What I really like is how simple this meal is, and it is delicious on a cool fall evening.  If you try it let me know how it goes.

Monday, October 1, 2012

I Wear My Sunglasses at Night

I went through a phase in my twenties where anytime I went on vacation, I would break my glasses, usually at the start of the trip.  Each time, I was forced to use my prescription sunglasses for the remainder of the vacation.

The first time was in Arizona.  My sister, friend and former brother-in–law all went camping for a week.  It was a great vacation.  We would find something touristy to do, drive there and then find a campground at night.  The next day we would drive somewhere else and find a new spot.  On the first full day, I decided to leave my glasses on the top of a mountain, never to be seen again.  The most notable drawback to wearing my sunglasses all day on a camping trip is that sunset happens about an hour earlier.  So, when we got to a campsite, I would help pitch camp, but I very quickly stopped being able to see. Anything. At All.  So, I just started drinking. I figured if you can’t see anything, you might as well be drunk.  Thank goodness, I’m not blind.  The funniest part was the day we went to Carlsbad Caverns.  I can only imagine what people thought, as they saw me walking through a cave with sunglasses on.  I hear it was beautiful. To me, it was just dark shapes.

Another time, I went to New Orleans for a three-day concert.  For those of you who have never been to New Orleans, first of all, what are you doing? And, secondly, there tends to be some drinking involved.  The first night we were there, we met some friends and went out to the bars.  A good time was had by all, and a very good time was had by me.  The next morning when I woke up, my glasses literally disintegrated in my hands.  ON go the sunglasses.  During the day, of course, it was fine but at night not so much.  I had friends walk with me to the bathroom, or anywhere else for that matter, so that I was capable of finding our seats on the return trip.  On the final night of the show, during the lead act (Iggy Pop), I just laid down and closed my eyes.  What the hell right, I couldn’t see anyway.
So, what does any of this have to do with the theme of my blog — being a stay at home parent?  Well, it’s currently 8 p.m., and every single light is on in my house.  This afternoon, while wrestling on the floor with the boys, I took a foot to the face and, snap, there went my glasses.  On go the sunglasses.  Proof that everything we do in this life, prepares us for what we do next.  Right before the kick to the face, I had been telling the boys to calm down and stopped playing so rough.  Clearly, I would have been better served by straight taking a break and making everyone breath for a moment. 

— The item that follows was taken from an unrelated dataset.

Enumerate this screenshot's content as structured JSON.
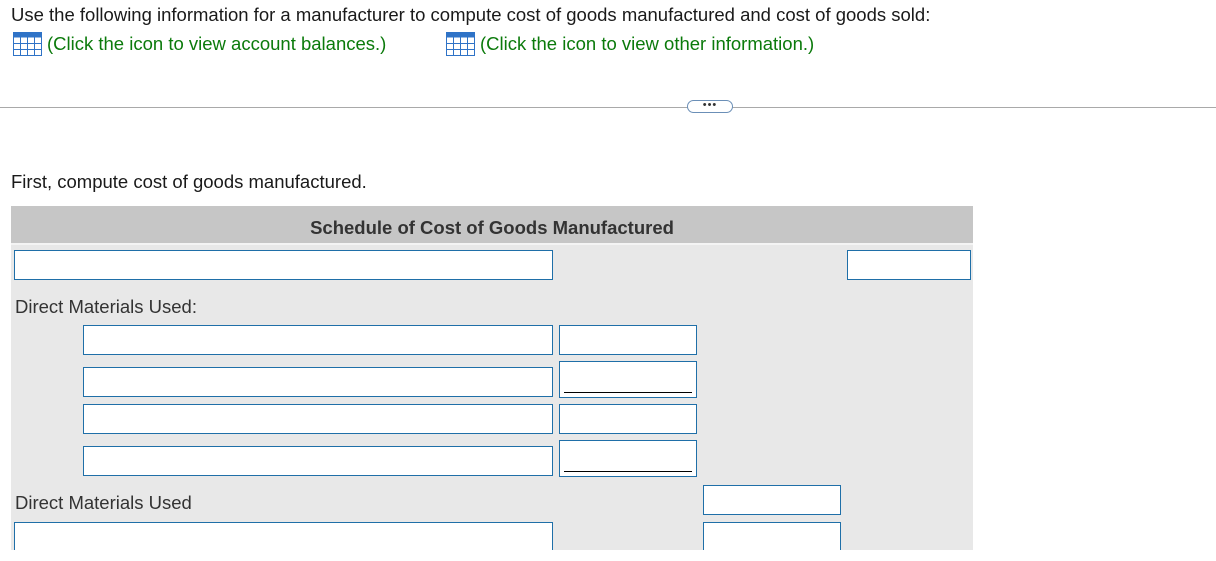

In the past, when my glasses had broken, I dealt with it stride.  Not so much this time.  I blew up! I yelled at Glenn, called him names and pushed him away from me.  I stormed outside and took some me time.  After all, (as I tell the boys) it’s ok to be upset, it’s ok to be mad, but if you’re going to act like an asshole, you need to leave the room. 
It was an over-reaction only a three year old could appreciate. What has always shocked me about these moments is the zero-to-sixty time.  One moment, you are a completely rational person.  Sixty seconds later, you’re irrationally yelling at a three-year-old.

When I came in side, I had to apologize to Glenn. I told him it wasn’t on purpose, and it was just an accident.  He thanked me, and we went about our evening.  Except for the apology, it was an all-around fail.  As parents you are going to fail.  As a person you are going to fail.  It’s never about the failures. It’s about the recoveries. 
Well, I can’t see anyway.  I’m going to go get a drink.